- Born: 8 July 1911 Schenectady, New York, U.S.
- Died: October 15, 1988 (aged 77) Encino, California, U.S.
- Education: Carroll College
- Occupations: writer, police officer

= John Ball (novelist) =

American novelist

John Dudley Ball Jr. (July 8, 1911 – October 15, 1988) was an American writer best known for mystery novels involving the African-American police detective Virgil Tibbs. Tibbs was introduced in the 1965 novel In the Heat of the Night, which won the Edgar Award for Best First Novel from the Mystery Writers of America and was made into an Oscar-winning film of the same name, starring Sidney Poitier and Rod Steiger.

== Life ==

Ball was born in Schenectady, New York, grew up in Milwaukee, Wisconsin, and attended Carroll College in Waukesha, Wisconsin. He wrote for a number of magazines and newspapers, including the Brooklyn Eagle. For a time he worked as a part-time reserve deputy for the Los Angeles County Sheriff's Office, was trained in martial arts, and was a nudist. In the mid-1980s, he was the book review columnist for Mike Shayne Mystery Magazine. Ball lived in Encino, California, and died there in 1988. He was a member of the exclusive The Baker Street Irregulars, a society of ardent Sherlock Holmes fans. He was invested in the BSI in 1960 as "The Oxford Flier."

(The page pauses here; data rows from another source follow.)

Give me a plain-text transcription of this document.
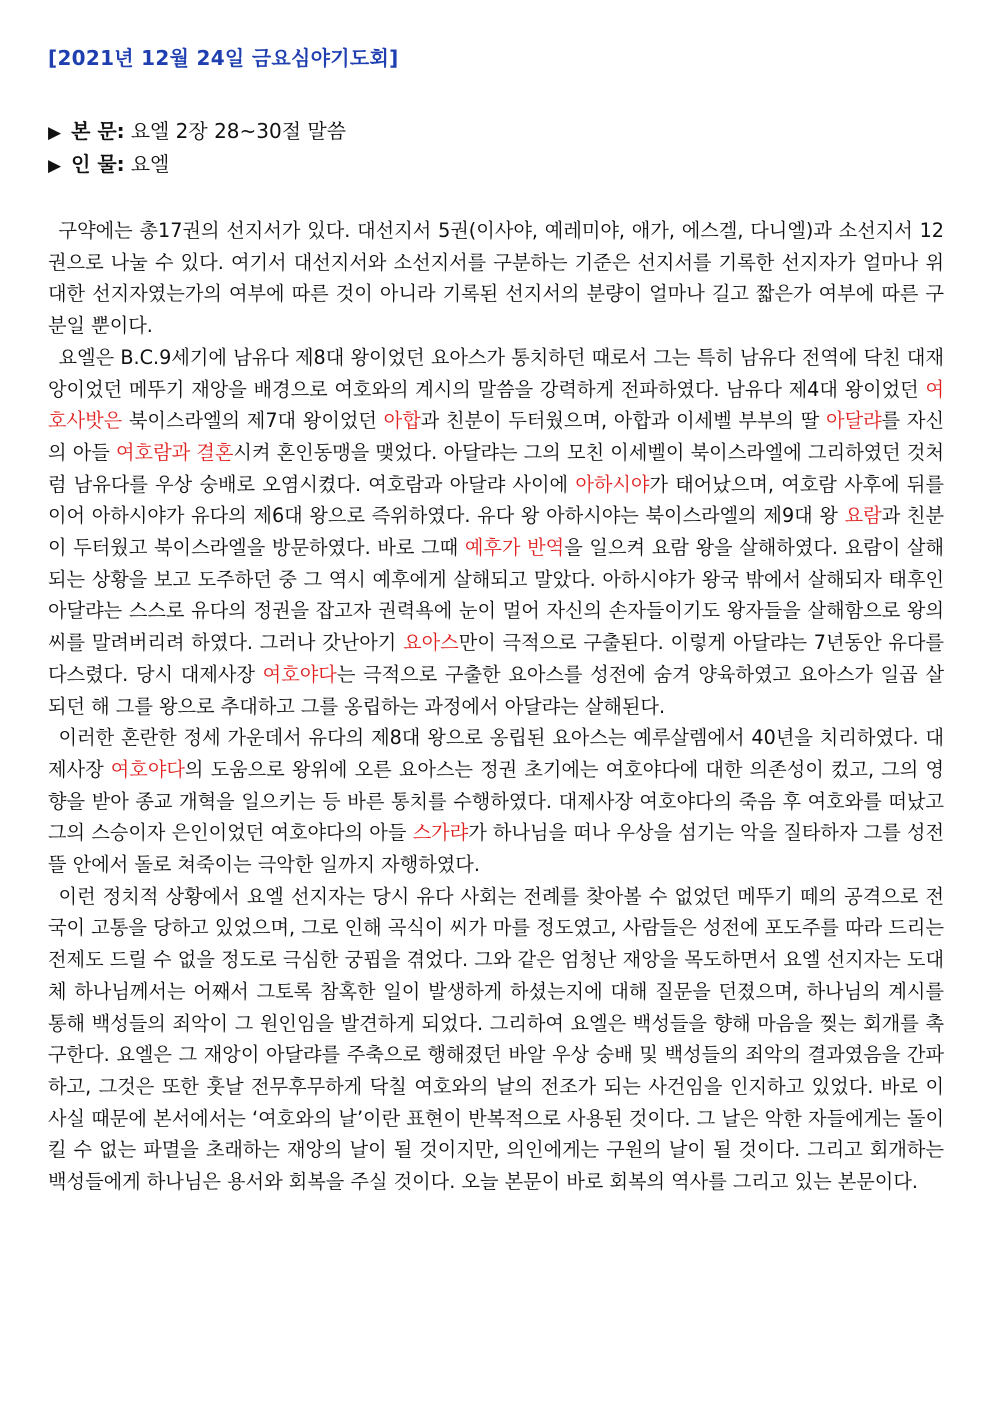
[2021년 12월 24일 금요심야기도회]
▶ 본 문: 요엘 2장 28~30절 말씀
▶ 인 물: 요엘

구약에는 총17권의 선지서가 있다. 대선지서 5권(이사야, 예레미야, 애가, 에스겔, 다니엘)과 소선지서 12권으로 나눌 수 있다. 여기서 대선지서와 소선지서를 구분하는 기준은 선지서를 기록한 선지자가 얼마나 위대한 선지자였는가의 여부에 따른 것이 아니라 기록된 선지서의 분량이 얼마나 길고 짧은가 여부에 따른 구분일 뿐이다.

요엘은 B.C.9세기에 남유다 제8대 왕이었던 요아스가 통치하던 때로서 그는 특히 남유다 전역에 닥친 대재앙이었던 메뚜기 재앙을 배경으로 여호와의 계시의 말씀을 강력하게 전파하였다. 남유다 제4대 왕이었던 여호사밧은 북이스라엘의 제7대 왕이었던 아합과 친분이 두터웠으며, 아합과 이세벨 부부의 딸 아달랴를 자신의 아들 여호람과 결혼시켜 혼인동맹을 맺었다. 아달랴는 그의 모친 이세벨이 북이스라엘에 그리하였던 것처럼 남유다를 우상 숭배로 오염시켰다. 여호람과 아달랴 사이에 아하시야가 태어났으며, 여호람 사후에 뒤를 이어 아하시야가 유다의 제6대 왕으로 즉위하였다. 유다 왕 아하시야는 북이스라엘의 제9대 왕 요람과 친분이 두터웠고 북이스라엘을 방문하였다. 바로 그때 예후가 반역을 일으켜 요람 왕을 살해하였다. 요람이 살해되는 상황을 보고 도주하던 중 그 역시 예후에게 살해되고 말았다. 아하시야가 왕국 밖에서 살해되자 태후인 아달랴는 스스로 유다의 정권을 잡고자 권력욕에 눈이 멀어 자신의 손자들이기도 왕자들을 살해함으로 왕의 씨를 말려버리려 하였다. 그러나 갓난아기 요아스만이 극적으로 구출된다. 이렇게 아달랴는 7년동안 유다를 다스렸다. 당시 대제사장 여호야다는 극적으로 구출한 요아스를 성전에 숨겨 양육하였고 요아스가 일곱 살 되던 해 그를 왕으로 추대하고 그를 옹립하는 과정에서 아달랴는 살해된다.

이러한 혼란한 정세 가운데서 유다의 제8대 왕으로 옹립된 요아스는 예루살렘에서 40년을 치리하였다. 대제사장 여호야다의 도움으로 왕위에 오른 요아스는 정권 초기에는 여호야다에 대한 의존성이 컸고, 그의 영향을 받아 종교 개혁을 일으키는 등 바른 통치를 수행하였다. 대제사장 여호야다의 죽음 후 여호와를 떠났고 그의 스승이자 은인이었던 여호야다의 아들 스가랴가 하나님을 떠나 우상을 섬기는 악을 질타하자 그를 성전 뜰 안에서 돌로 쳐죽이는 극악한 일까지 자행하였다.

이런 정치적 상황에서 요엘 선지자는 당시 유다 사회는 전례를 찾아볼 수 없었던 메뚜기 떼의 공격으로 전국이 고통을 당하고 있었으며, 그로 인해 곡식이 씨가 마를 정도였고, 사람들은 성전에 포도주를 따라 드리는 전제도 드릴 수 없을 정도로 극심한 궁핍을 겪었다. 그와 같은 엄청난 재앙을 목도하면서 요엘 선지자는 도대체 하나님께서는 어째서 그토록 참혹한 일이 발생하게 하셨는지에 대해 질문을 던졌으며, 하나님의 계시를 통해 백성들의 죄악이 그 원인임을 발견하게 되었다. 그리하여 요엘은 백성들을 향해 마음을 찢는 회개를 촉구한다. 요엘은 그 재앙이 아달랴를 주축으로 행해졌던 바알 우상 숭배 및 백성들의 죄악의 결과였음을 간파하고, 그것은 또한 훗날 전무후무하게 닥칠 여호와의 날의 전조가 되는 사건임을 인지하고 있었다. 바로 이 사실 때문에 본서에서는 ‘여호와의 날’이란 표현이 반복적으로 사용된 것이다. 그 날은 악한 자들에게는 돌이킬 수 없는 파멸을 초래하는 재앙의 날이 될 것이지만, 의인에게는 구원의 날이 될 것이다. 그리고 회개하는 백성들에게 하나님은 용서와 회복을 주실 것이다. 오늘 본문이 바로 회복의 역사를 그리고 있는 본문이다.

Ball's Last Plane Out consists of two stories which share characters and then meld together. The first involves a group of travelers in a troubled Third World country, waiting for the last plane out, which they hope will carry them to safety. The second story is shared by an aviation buff who is given his chance to increase his flying skills by the airline that has been built by the pilot of the first story.

He died in 1988 and was buried at the Forest Lawn, Hollywood Hills Cemetery in Los Angeles.

== Magic ==
While in college he performed as a semi-professional magician under the name "Jacques Morintell" and "Howduzi". He was listed in the "Who's Who in Magic" in the May 1933 issue of The Sphinx: An Independent Magazine for Magicians published from March 1902 through March 1953) and contributed an article called "Further Ideas" to The Sphinx in 1937.

==Bibliography==

===Virgil Tibbs series===
Novels
- In the Heat of the Night, Harper & Row Publishers, 1965
- The Cool Cottontail, Harper & Row Publishers, 1966
- Johnny Get Your Gun, Little, Brown, 1969 ISBN 0316079456
  - Republished as Death for a Playmate, Bantam 1972.
- Five Pieces of Jade, 1972
- The Eyes of Buddha, Little, Brown, 1976.
- Then Came Violence, Doubleday, 1980. ISBN 0385157266
- Singapore, Dodd, Mead, 1986, ISBN 0396087639
Short stories
- "One for Virgil Tibbs" (Ellery Queen's Mystery Magazine, Feb 1976)
- "Virgil Tibbs and the Cocktail Napkin" (Ellery Queen's Mystery Magazine, Apr 1977)
- "Virgil Tibbs and the Fallen Body" (Ellery Queen's Mystery Magazine, Sep 1978)
- "Good Evening Mr. Tibbs" (published in Murder California Style, 1987)

===Others===
- Operation Springboard (aka Operation Space); Duell, Sloan and Pearce; 1958.
- Judo Boy; Duell, Sloan and Pearce; 1964.
- Rescue Mission, Harper & Row, 1966.
- Arctic Showdown: an Alaskan Adventure, 1966.
- Miss One Thousand Spring Blossoms, 1968.
- Last Plane Out, 1970.
- The First Team, Little, Brown and Company; ISBN 0-316-07947-2, 1971
- The Fourteenth Point, Little, Brown and Company, ISBN 0-316-07949-9, 1973.
- Mark One: The Dummy, 1974.
- The Winds of Mitamura, 1975.
- Phase Three Alert; Little, Brown & Company; ISBN 0316079375, 1977.
- Police Chief, 1977.
- A Killing in the Market, Doubleday and Company, 1978.
- The Mystery Story (edited), Penguin Books; ISBN 0140050566, 1978.
- The Murder Children, 1979.
- Trouble for Tallon, 1981.
- Chief Tallon and the S.O.R., 1984.
- Murder California Style (edited), 1987.
- The Kiwi Target, 1988.
- The Van: A Tale of Terror, 1989 (released posthumously).